You can begin by asking yourself-How much of what’s happening is within my control?
A very small amount, in all fairness. Therefore, taking care of oneself at this time is crucial. Even taking a few moments to breathe in and out is an act of self-compassion. It releases oxytocin and incites feelings of calmness and security. Without question, we are in uncharted territory and collectively trying our best to come to terms with a new reality.
You’re Not Alone: Use Resilience Strategies To Cope
We are only human. Our inherent desire to connect with each other is also our greatest strength. Self-isolation has challenged the way we live. According to Santos and Zaki, the viral pandemic may also be fuelling a loneliness pandemic. Although being able to interact face-to-face is still far away, there are plenty of ways to stay connected virtually and build resilience skills.

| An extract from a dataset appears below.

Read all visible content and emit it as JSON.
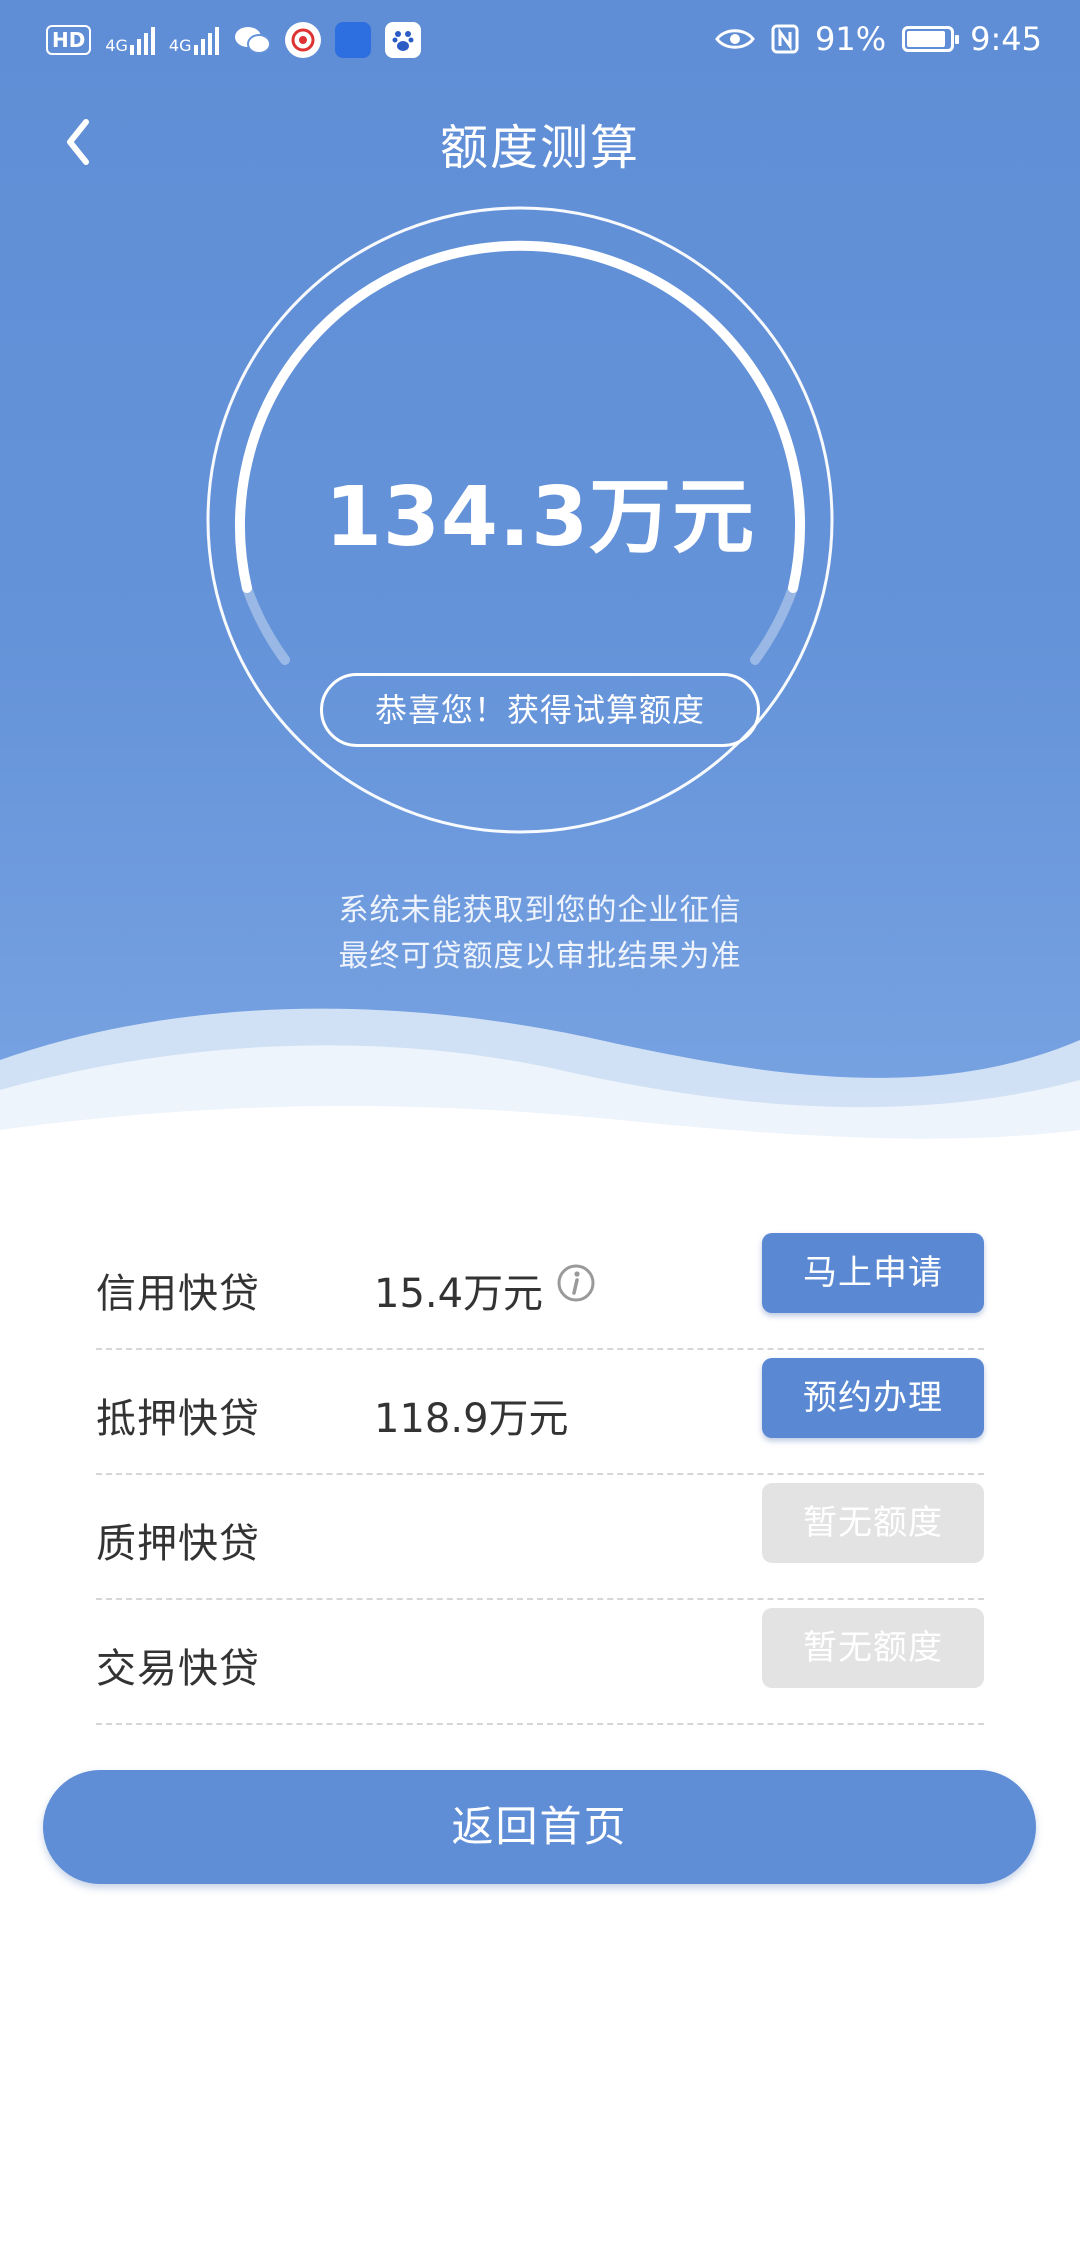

Being resilient means being mindful about what you consume on social media. Fake news, for example, can be detrimental to mental well-being and cause unnecessary panic. Resilience means deliberately looking for the positive part in an otherwise dull day, tuning in to your favourite podcast or playing a fun online game. Self-isolation does not have to be complete mental isolation as well. Building resilience could be as simple as buying food for an elderly neighbour. Simple acts like these create some sense of control, especially during adversity because it helps people feel like they are contributing positively, even in a small way.
Anxious? This Can Help Re-Wire Your Brain
You’re probably wondering what there is to be grateful for during a crisis. Interestingly, gratitude plays a massive role in dealing with anxiety. Research found that individuals who experience gratitude during stressful times such as natural disasters and tragedies actually report lower rates of PTSD!

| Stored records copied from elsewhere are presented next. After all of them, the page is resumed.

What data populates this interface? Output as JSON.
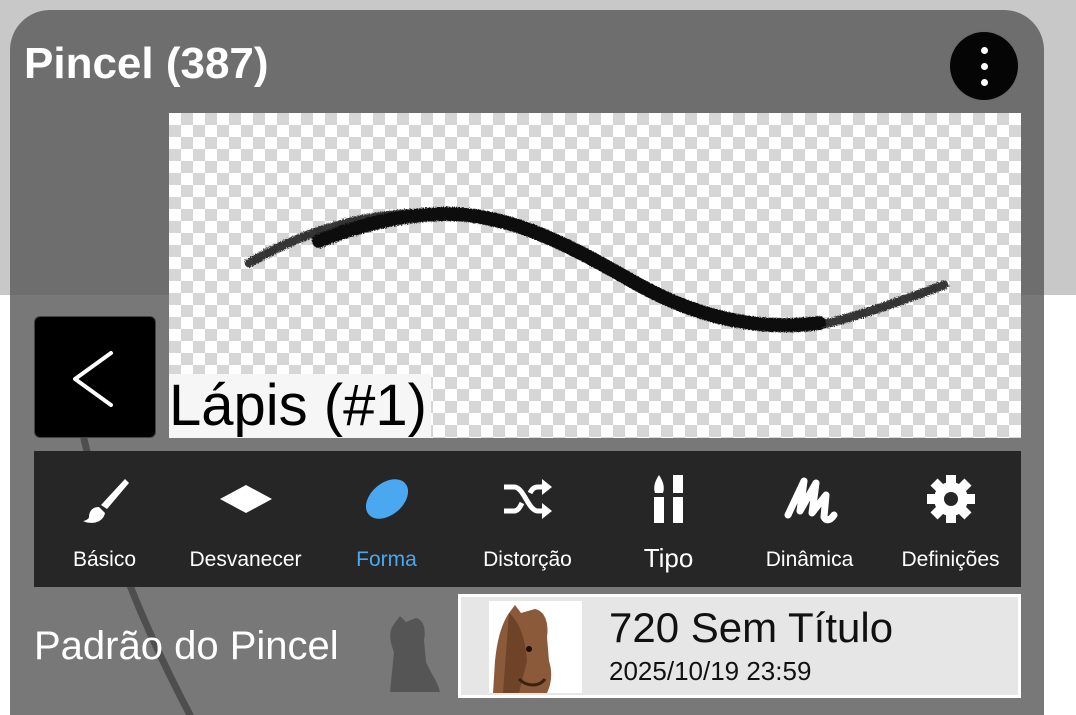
{
  "panel": {
    "title": "Pincel (387)",
    "more_icon": "more-vertical-icon"
  },
  "preview": {
    "brush_name": "Lápis (#1)"
  },
  "back_icon": "chevron-left-icon",
  "tabs": [
    {
      "label": "Básico",
      "icon": "brush-icon",
      "active": false
    },
    {
      "label": "Desvanecer",
      "icon": "diamond-icon",
      "active": false
    },
    {
      "label": "Forma",
      "icon": "ellipse-icon",
      "active": true
    },
    {
      "label": "Distorção",
      "icon": "shuffle-icon",
      "active": false
    },
    {
      "label": "Tipo",
      "icon": "brush-tips-icon",
      "active": false
    },
    {
      "label": "Dinâmica",
      "icon": "scribble-icon",
      "active": false
    },
    {
      "label": "Definições",
      "icon": "gear-icon",
      "active": false
    }
  ],
  "pattern": {
    "label": "Padrão do Pincel"
  },
  "file": {
    "name": "720 Sem Título",
    "date": "2025/10/19 23:59"
  },
  "colors": {
    "active_tab": "#4aa8f0",
    "tabbar_bg": "#262626",
    "panel_bg": "#5a5a5a"
  }
}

Gratitude does not mean saying thank you extravagantly. In fact, being grateful for the small things connects people to something greater than their everyday sense of self. It enhance their ability to form healthy relationships and improves interpersonal relationships at work and home. Gratitude activates the hippocampus and amygdala, the two main sites responsible for regulating emotion and memory. Engaging in simple tasks such as writing a gratitude letter or penning down thoughts in a gratitude journal helps decrease feelings of anxiety and depression.
Positive psychology offers a bunch of tools such as gratitude, self-compassion and optimism to help build resilience. Although we are collectively dealing with the COVID pandemic, our individual resilience levels vary. While some people have used their time to work out at home, bake bread or create artwork, most of us have not been able to channel our energy creatively. Positive psychology does not mean forcing yourself to be happy even in the face of adversity. Instead, it encourages well-being by staying connected virtually and treating each other with kindness.
Which positive psychology tool are you going to try today?